Sometimes Myungsoo can step back and watch Sungyeol find someone he knows and laugh hysterically over a joke neither of them find funny anymore, and sometimes he’ll find a camera to talk to, adjusting his bow-tie in the viewfinder and welcoming an invisible audience into their chaotic dressing room, batting at Woohyun’s intrusions and introducing each of the members seriously and fairly and in various stages of undress. But sometimes he’d have spent the previous evening shaking, he’ll have been rejected from another audition, and he’ll rip the script into small bits of confetti and only clean them up when Woohyun snarls at him.
“I was just nervous,” he says the first, fifth, and eighteenth times. Woohyun rolls his eyes and opens his mouth and that always ends badly so Myungsoo heads him off.

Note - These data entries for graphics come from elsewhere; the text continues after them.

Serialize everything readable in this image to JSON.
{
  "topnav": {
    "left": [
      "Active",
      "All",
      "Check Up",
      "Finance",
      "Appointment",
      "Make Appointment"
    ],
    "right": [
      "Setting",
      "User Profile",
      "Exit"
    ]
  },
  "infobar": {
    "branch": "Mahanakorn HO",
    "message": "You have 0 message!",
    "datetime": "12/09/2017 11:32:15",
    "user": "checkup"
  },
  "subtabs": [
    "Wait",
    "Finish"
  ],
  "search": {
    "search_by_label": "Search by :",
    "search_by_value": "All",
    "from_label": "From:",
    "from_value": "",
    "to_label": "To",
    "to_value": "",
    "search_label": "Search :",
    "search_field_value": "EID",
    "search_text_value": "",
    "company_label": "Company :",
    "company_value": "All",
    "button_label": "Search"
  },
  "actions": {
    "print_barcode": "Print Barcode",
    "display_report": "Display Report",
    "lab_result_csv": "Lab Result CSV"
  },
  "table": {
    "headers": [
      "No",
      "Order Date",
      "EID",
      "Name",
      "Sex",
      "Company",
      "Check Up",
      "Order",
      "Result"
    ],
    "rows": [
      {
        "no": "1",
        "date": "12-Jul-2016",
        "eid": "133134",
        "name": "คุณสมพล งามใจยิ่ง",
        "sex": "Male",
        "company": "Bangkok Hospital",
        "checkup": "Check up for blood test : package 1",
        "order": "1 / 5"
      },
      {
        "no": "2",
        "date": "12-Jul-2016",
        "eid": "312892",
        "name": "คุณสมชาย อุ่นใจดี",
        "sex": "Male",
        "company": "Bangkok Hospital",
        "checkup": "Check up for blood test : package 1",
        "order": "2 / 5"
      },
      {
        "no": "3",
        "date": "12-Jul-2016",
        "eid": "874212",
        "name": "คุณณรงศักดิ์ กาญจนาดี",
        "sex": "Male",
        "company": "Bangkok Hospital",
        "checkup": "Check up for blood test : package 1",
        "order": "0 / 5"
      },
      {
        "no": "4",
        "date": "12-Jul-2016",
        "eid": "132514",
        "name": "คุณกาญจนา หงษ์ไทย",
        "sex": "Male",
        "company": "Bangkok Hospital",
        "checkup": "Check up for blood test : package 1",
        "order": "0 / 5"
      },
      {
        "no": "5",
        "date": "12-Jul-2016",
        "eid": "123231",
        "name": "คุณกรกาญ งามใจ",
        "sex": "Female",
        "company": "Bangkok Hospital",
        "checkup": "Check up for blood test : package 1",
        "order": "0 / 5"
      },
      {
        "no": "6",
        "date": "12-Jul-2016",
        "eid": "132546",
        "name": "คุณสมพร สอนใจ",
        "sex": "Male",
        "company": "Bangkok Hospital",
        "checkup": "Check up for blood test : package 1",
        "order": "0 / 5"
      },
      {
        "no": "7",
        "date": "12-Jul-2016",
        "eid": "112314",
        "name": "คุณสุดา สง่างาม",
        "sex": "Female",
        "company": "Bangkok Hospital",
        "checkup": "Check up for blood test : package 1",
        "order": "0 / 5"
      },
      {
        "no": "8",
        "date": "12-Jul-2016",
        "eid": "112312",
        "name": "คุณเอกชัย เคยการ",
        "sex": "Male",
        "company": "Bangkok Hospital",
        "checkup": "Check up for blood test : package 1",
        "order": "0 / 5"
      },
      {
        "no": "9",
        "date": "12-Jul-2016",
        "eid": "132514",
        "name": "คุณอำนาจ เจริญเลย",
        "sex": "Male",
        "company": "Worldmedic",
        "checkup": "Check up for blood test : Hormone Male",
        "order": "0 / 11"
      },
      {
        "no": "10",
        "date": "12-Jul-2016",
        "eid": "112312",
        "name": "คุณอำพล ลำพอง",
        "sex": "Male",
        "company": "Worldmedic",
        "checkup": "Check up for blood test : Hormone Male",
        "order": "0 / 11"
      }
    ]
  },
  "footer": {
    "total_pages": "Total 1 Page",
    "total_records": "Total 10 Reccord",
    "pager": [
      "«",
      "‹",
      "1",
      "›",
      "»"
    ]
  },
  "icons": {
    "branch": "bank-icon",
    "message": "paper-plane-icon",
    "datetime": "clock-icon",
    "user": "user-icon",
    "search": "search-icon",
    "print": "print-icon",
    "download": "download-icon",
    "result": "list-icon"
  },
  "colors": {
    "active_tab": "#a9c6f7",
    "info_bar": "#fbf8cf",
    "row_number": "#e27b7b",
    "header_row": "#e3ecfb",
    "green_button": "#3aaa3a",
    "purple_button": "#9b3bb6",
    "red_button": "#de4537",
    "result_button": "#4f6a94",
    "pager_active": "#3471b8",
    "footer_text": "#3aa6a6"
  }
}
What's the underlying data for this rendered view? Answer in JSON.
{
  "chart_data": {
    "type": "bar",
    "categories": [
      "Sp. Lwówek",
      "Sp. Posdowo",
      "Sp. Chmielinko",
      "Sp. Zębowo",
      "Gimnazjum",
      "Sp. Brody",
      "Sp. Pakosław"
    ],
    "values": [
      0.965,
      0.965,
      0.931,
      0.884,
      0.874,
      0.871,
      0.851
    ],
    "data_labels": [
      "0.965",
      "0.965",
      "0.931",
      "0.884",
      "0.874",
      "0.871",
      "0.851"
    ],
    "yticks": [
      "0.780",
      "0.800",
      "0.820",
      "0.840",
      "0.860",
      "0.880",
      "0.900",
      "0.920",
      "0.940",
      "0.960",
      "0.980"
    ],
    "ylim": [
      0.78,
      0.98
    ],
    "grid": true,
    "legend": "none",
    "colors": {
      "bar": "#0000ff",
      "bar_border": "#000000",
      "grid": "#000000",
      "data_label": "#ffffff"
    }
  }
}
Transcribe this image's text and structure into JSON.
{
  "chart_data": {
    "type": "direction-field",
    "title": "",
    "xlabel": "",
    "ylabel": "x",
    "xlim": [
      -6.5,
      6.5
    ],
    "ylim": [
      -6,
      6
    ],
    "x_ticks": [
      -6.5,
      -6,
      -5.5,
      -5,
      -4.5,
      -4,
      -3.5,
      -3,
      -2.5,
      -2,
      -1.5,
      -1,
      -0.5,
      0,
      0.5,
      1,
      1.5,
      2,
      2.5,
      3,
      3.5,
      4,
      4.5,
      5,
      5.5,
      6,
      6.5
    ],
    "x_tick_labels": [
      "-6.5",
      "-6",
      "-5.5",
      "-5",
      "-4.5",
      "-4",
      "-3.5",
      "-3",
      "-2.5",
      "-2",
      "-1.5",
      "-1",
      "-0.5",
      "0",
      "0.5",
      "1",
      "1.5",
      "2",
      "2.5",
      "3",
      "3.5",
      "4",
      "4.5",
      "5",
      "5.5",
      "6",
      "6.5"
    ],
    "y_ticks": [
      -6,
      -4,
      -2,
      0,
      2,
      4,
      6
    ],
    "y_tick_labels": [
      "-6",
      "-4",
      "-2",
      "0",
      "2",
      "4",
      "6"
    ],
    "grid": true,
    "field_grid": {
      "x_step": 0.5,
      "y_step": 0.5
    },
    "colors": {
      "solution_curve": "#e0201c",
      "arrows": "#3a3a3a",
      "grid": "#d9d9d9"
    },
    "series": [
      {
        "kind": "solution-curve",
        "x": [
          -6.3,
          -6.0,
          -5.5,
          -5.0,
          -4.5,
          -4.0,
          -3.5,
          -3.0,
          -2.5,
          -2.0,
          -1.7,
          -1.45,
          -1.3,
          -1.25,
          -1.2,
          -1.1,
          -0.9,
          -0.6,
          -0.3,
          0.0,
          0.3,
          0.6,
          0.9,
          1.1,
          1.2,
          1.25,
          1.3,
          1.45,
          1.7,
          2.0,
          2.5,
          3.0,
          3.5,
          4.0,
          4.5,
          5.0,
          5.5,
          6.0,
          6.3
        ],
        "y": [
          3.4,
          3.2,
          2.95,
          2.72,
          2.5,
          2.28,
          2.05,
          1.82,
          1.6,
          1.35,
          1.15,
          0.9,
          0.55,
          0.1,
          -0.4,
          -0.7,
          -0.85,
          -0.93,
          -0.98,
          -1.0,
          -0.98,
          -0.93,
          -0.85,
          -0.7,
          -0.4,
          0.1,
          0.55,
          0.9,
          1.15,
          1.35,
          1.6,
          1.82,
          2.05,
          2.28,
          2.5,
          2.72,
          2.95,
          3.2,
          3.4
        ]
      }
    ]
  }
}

“Want to go out? Run around the neighborhood?”
“You should sleep,” Sunggyu calls from his room. “We have practice at six.”
Sunggyu always says that they have practice at six. Another constant. “We’ll be back soon.”
∞
Seoul at night is fresh and quiet and exists in the space between places. They run down alleys and along the Han River and see light bleed across the water, soles slapping against the pavement, and Myungsoo watches Sungyeol’s feet slide out of form, curling ever so slightly along the lateral edge of his sneaker. Sungyeol is always three strides out of his reach.
Sometimes Sungyeol realizes this and slows down and laughs and it’s wildly unpredictable and his hair will fall into his eyes and Myungsoo thinks, helplessly, that he wants to kiss Sungyeol. The thought hits him suddenly, a sucker punch to the chest, but it’s not out of the ordinary. They’ve run this path before, they’ve been exhausted and out of breath and the moon has been bright and Sungyeol has smiled and said thank you. I feel better already and given Myungsoo a half-hug for his troubles before retreating to his room. Myungsoo’s never leaned forward and touched his fingers to the sweaty sides of Sungyeol’s face and brushed his lips against the edge of Sungyeol’s mouth. He wants to.
Something aches in the vicinity of his left lung. But this is routine. This, Myungsoo can handle.
∞
a/n: thank you,
reifica, for the beta. not even the set of all real numbers could adequately express the span my adoration for you.